Capital
Gains Tax
Capital
gains tax is chargeable on the gains arising from the disposals of assets including
an interest in property
Disclaimer:
Always contact a professional before proceeding with a transaction.
Disposal
of assets include:
A transfer by sale, exchange, or gift,
The
settlement of an asset on trustees, or
The
receipt of a capital sum derived from assets such as compensation or insurance
money in respect of the loss or destruction of an asset or for forfeiture or surrender
of rights.
The death of an owner of assets is not an occasion of charge in respect of those
assets. Where a disposal is made other than by way of an arm's length sale between
connected parties, the consideration is deemed to be equal to the market value
of the asset at the date of disposal.
Basis
of charge
The
tax is charged based on each tax year (i.e. 1st January to 31st December).
Calculation
of gain
The
taxable gain is the amount of the consideration as reduced by "deductible expenditure",
that is, the cost of acquisition and certain enhancement expenditure. Deductible
expenditure is also adjusted for inflation (indexation relief). This adjustment
is not made in respect of any expenditure incurred within one year of the date
of disposal of the asset.

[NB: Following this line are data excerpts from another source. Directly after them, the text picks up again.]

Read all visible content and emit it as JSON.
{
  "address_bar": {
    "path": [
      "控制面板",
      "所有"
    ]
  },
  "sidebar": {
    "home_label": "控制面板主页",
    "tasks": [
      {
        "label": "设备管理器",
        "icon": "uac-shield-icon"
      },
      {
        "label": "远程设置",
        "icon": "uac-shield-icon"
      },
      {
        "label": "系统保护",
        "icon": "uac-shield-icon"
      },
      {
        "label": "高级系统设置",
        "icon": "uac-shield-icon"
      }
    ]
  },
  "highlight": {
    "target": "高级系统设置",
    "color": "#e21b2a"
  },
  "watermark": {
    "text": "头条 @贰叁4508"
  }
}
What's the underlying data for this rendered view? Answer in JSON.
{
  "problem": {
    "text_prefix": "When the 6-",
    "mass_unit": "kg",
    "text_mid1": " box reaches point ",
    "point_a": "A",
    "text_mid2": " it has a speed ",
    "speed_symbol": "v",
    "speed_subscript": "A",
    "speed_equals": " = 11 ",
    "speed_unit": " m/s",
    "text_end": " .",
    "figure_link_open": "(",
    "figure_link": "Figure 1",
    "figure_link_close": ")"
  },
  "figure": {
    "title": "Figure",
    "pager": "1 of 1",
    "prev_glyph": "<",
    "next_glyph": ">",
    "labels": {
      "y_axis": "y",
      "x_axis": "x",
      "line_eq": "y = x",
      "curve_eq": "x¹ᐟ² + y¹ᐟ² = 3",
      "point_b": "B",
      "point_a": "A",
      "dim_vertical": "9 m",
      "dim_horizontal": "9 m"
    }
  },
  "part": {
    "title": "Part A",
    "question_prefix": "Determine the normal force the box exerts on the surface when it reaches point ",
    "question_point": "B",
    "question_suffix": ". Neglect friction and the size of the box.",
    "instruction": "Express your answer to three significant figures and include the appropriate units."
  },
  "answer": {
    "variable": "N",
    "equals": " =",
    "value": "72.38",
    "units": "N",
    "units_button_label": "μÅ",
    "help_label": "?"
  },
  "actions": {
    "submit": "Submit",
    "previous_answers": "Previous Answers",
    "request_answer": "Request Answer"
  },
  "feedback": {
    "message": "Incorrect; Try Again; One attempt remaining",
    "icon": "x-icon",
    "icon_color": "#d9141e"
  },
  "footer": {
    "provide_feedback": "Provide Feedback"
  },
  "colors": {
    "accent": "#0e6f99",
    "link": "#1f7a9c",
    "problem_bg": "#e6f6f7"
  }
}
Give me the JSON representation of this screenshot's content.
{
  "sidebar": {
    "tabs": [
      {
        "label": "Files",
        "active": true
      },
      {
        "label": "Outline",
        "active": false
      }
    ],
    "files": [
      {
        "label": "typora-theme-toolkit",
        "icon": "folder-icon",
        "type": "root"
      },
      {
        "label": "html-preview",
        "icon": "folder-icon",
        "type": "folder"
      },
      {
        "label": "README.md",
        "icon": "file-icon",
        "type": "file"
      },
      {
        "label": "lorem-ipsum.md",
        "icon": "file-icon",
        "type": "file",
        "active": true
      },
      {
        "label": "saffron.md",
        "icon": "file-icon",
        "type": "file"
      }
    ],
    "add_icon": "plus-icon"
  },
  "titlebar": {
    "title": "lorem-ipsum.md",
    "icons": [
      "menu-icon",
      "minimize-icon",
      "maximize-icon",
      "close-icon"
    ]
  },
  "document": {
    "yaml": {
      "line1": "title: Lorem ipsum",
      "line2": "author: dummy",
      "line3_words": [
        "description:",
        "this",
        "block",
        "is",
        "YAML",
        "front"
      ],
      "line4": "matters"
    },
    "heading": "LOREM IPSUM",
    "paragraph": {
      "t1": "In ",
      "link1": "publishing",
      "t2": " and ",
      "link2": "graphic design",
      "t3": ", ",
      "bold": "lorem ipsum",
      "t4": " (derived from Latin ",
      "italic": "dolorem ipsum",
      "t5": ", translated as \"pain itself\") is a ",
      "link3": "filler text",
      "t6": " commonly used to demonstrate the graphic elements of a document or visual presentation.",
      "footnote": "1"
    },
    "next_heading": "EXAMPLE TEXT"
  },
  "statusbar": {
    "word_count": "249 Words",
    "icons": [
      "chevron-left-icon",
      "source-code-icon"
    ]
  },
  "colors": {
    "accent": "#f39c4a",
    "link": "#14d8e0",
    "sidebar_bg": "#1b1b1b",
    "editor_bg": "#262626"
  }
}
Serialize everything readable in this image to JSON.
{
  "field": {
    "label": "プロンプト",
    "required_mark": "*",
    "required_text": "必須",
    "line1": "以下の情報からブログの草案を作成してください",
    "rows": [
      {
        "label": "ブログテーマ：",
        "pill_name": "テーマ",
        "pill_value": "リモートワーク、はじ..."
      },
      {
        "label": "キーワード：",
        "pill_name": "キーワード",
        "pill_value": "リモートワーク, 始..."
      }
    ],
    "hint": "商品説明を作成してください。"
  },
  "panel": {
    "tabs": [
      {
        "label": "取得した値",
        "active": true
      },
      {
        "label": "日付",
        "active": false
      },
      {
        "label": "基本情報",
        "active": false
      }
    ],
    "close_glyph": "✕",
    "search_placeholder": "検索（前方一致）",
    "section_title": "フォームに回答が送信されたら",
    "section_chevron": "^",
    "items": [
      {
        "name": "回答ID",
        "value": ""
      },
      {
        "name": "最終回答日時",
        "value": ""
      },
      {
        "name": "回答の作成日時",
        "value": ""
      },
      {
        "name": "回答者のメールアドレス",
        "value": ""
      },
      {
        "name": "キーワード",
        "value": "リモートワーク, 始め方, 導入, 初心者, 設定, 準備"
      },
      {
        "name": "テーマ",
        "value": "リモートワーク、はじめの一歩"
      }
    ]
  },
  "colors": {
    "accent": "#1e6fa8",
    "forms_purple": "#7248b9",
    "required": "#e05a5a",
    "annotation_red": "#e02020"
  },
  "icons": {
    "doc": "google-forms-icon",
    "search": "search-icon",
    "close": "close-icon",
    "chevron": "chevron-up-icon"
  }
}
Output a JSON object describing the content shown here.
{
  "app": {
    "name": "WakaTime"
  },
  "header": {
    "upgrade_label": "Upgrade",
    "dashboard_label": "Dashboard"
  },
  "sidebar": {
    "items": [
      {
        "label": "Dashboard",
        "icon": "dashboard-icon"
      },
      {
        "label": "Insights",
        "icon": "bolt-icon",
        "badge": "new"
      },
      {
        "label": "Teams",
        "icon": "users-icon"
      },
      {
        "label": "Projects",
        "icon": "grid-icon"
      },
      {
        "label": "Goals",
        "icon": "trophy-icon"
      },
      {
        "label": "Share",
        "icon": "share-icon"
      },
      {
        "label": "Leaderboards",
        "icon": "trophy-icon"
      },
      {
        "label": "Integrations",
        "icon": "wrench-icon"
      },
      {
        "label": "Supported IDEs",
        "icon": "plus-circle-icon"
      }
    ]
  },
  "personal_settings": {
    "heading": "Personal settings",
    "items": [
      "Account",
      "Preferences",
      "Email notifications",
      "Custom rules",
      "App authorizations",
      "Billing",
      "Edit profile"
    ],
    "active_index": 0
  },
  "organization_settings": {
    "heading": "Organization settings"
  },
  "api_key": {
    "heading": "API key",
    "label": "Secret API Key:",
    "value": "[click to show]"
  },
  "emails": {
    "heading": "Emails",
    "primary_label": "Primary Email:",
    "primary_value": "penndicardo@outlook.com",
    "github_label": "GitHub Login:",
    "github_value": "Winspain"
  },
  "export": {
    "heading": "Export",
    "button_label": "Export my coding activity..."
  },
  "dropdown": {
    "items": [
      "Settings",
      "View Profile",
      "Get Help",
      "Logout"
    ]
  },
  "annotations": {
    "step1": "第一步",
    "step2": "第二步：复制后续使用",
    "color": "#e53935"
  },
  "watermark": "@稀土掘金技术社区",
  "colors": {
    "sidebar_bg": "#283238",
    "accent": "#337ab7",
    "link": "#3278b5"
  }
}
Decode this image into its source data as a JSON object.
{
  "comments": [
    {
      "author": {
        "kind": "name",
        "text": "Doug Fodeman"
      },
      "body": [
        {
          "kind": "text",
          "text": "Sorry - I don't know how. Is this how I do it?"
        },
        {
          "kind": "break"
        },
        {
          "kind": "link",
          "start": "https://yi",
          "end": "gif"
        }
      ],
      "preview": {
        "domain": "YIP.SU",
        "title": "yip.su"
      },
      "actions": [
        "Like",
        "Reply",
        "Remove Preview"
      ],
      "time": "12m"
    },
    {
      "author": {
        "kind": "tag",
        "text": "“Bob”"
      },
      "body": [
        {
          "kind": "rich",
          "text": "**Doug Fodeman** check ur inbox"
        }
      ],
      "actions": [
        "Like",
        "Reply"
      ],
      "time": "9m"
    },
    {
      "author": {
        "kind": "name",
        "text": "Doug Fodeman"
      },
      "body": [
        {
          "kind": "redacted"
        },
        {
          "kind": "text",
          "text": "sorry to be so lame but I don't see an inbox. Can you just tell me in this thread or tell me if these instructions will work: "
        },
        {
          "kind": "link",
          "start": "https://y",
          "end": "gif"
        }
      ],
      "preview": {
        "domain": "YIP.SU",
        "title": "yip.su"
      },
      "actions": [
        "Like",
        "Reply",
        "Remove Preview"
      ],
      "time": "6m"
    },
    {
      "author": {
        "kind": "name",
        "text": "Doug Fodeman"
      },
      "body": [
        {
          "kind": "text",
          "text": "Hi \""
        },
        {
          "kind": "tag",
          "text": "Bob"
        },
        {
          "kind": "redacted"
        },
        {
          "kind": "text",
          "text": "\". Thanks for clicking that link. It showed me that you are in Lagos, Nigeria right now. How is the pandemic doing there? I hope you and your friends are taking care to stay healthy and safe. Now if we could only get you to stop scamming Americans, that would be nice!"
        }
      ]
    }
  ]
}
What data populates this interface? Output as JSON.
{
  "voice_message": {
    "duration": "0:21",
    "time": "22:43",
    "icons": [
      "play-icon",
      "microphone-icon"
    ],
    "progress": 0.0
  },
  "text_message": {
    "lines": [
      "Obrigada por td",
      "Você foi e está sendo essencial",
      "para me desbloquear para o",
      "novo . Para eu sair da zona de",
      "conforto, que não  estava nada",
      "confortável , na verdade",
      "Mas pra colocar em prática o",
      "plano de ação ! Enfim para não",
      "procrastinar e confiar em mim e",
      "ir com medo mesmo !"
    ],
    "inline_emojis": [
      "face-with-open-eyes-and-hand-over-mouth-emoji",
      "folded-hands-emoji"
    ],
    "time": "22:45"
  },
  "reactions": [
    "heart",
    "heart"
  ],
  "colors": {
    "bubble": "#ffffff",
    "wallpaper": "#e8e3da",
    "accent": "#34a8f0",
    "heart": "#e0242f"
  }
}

Indexation relief (to 31.12.02) is available to
taxpayers.
In
the case of development land, indexation relief applies only to the current use
value (i.e. value without permission to develop or change its use) at the date
of acquisition (or 6 April 1974, if later).
CGT
Exemptions and relief's
Various exemptions and relief's from capital gains tax are provided, the most
important being the following:
1.
The first €1,270 of taxable gains by an individual in a tax year is exempt. In
the case of a married couple this exemption is available to each spouse but is
not transferable.
2.
Gains realised on the following are not taxable gains:
(i)
Irish government securities, including land bonds, prize bonds, savings certificates
and bonuses payable under the National Installment Savings Scheme;
(ii)
securities of local authorities, certain State-sponsored bodies and the European
Union;
(iii) futures
contracts based on government and other securities that are not chargeable assets
for the purposes of capital gains tax;
(iv)
life assurance policies and contracts for deferred annuities, unless purchased
from another person etc.
(v)
chattels sold for €2,540 or less;
(vi)
winnings from betting, lotteries and sweepstakes;
(vii)
gains accruing to superannuating funds, charities and certain bodies, such as
local authorities and trade unions;
(viii)
certain works of art below a specified value, where they have been loaned to an
approved gallery for a period of not less than six years for display to the public;
(ix)
a gain on a dwelling-house (including grounds of up to one acre) where the house
has been used as an individual's only or main residence (or, under certain conditions,
as the sole residence of a dependent relative) during the individual's period
of ownership. In certain circumstances there may be a restriction on the relief
or partial relief may be due.
Retirement
Relief
A gain on the disposal of a business or farm by an individual aged 55
years or older for a consideration not exceeding the specified amount is exempt from
capital gains tax. There is no limit where the disposal is to a child
or a niece/nephew that works in the business. Marginal relief applies
where the consideration does not greatly exceed that amount. Where the
disposal is made to a child of the individual (or, in certain circumstances,
to a nephew or niece), the gain is exempt irrespective of the amount of
the consideration.
CGT
Indexation Factors
The Revenue Commissioners have made Regulations specifying the multipliers to
be used for indexation purposes in order to arrive at the expenditure allowable
as a deduction in computing chargeable gains accruing on disposals of assets after
2003. Indexation will not apply to assets acquired after 31st December 2002.